まずニュースを読むときなど、自分が「これは正しい」と思っても、「反対の意見を言っている人はいないか?いるとしたらどんな意見か?」をチェックする習慣ですね。研究者は常に「それは本当に正しいの?」と問う仕事ですし、優秀な経営者も常に問いを立てています。
それからもう1つは、AIに質問できるだけの土台の知識を持っておくこと。「この分野なら私は負けない!」という専門領域をちゃんと作っておくと、AIに対してもいい問いを投げやすくなります。
AI時代、女性の自立と選択肢を広げるために

ーーAIの進化は、日本経済や働き方・生産性にどう影響すると見ていますか。
生産性を上げるのはもちろんですし、全体としてはプラスの側面のほうが大きいと思っています。よく「AIで失業が増える」と懸念されたりしますが、現時点では世界的にも日本でも雇用者数は増えています。なので「AI失業がすでに起きている」という状況ではありません。

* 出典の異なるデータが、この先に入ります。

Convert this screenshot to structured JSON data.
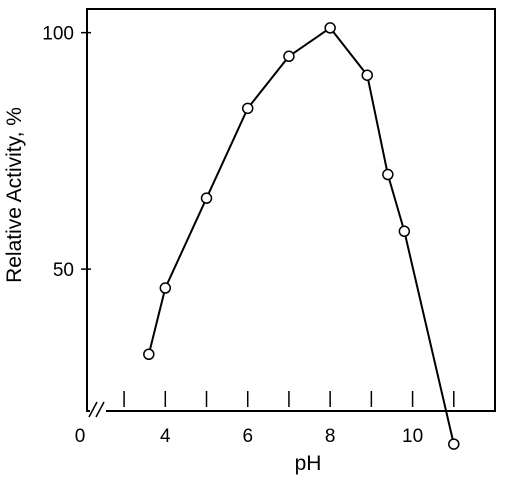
{
  "chart_data": {
    "type": "line",
    "title": "",
    "xlabel": "pH",
    "ylabel": "Relative Activity, %",
    "x_tick_labels": [
      {
        "value": 4,
        "label": "4"
      },
      {
        "value": 6,
        "label": "6"
      },
      {
        "value": 8,
        "label": "8"
      },
      {
        "value": 10,
        "label": "10"
      }
    ],
    "x_origin_label": "0",
    "x_minor_ticks": [
      3,
      4,
      5,
      6,
      7,
      8,
      9,
      10,
      11
    ],
    "y_ticks": [
      {
        "value": 50,
        "label": "50"
      },
      {
        "value": 100,
        "label": "100"
      }
    ],
    "xlim": [
      2.1,
      12.0
    ],
    "ylim": [
      20,
      105
    ],
    "axis_break": true,
    "grid": false,
    "marker": "open-circle",
    "colors": {
      "line": "#000000",
      "marker_fill": "#ffffff"
    },
    "series": [
      {
        "name": "",
        "x": [
          3.6,
          4.0,
          5.0,
          6.0,
          7.0,
          8.0,
          8.9,
          9.4,
          9.8,
          11.0
        ],
        "y": [
          32,
          46,
          65,
          84,
          95,
          101,
          91,
          70,
          58,
          13
        ]
      }
    ]
  }
}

ただ、AIは格差を広げる可能性がある、というのは危惧しています。スキルを持っている人と持っていない人、AIを使いこなせる人と使いこなせない人の格差。さらに、男女の格差も深刻だと思っています。
ーーWomen AI Initiative Japanの理念について、どのようにお考えですか。
「100パーセント賛同!」しています。私自身がまさにそういう団体を求めていたので驚きました。今回お話した通り、今はAI格差が広がりつつあるタイミングで、しかも女性のほうが置いてけぼりになりやすいというデータもある。
そこに対して「じゃあどうする?」を提供してくれる存在として、非常に意味があると思っています。
また女性が金銭的にも精神的にも自立することで、家庭内暴力が減るなどの研究はたくさんあるんですよね。自立とは依存先を分散させて選択肢を増やすことなので、人生の自由度が上がって窮屈さが減ります。
Women AI Initiative Japanには、自立して自由を得たい女性の味方になる発信や政府への提言などを強化していってほしいですし、私も期待しています。
わたしのAIライフスタイル診断
ーー「わたしのAIライフスタイル診断」も受けてくださったとのことで、結果と感想を教えてください。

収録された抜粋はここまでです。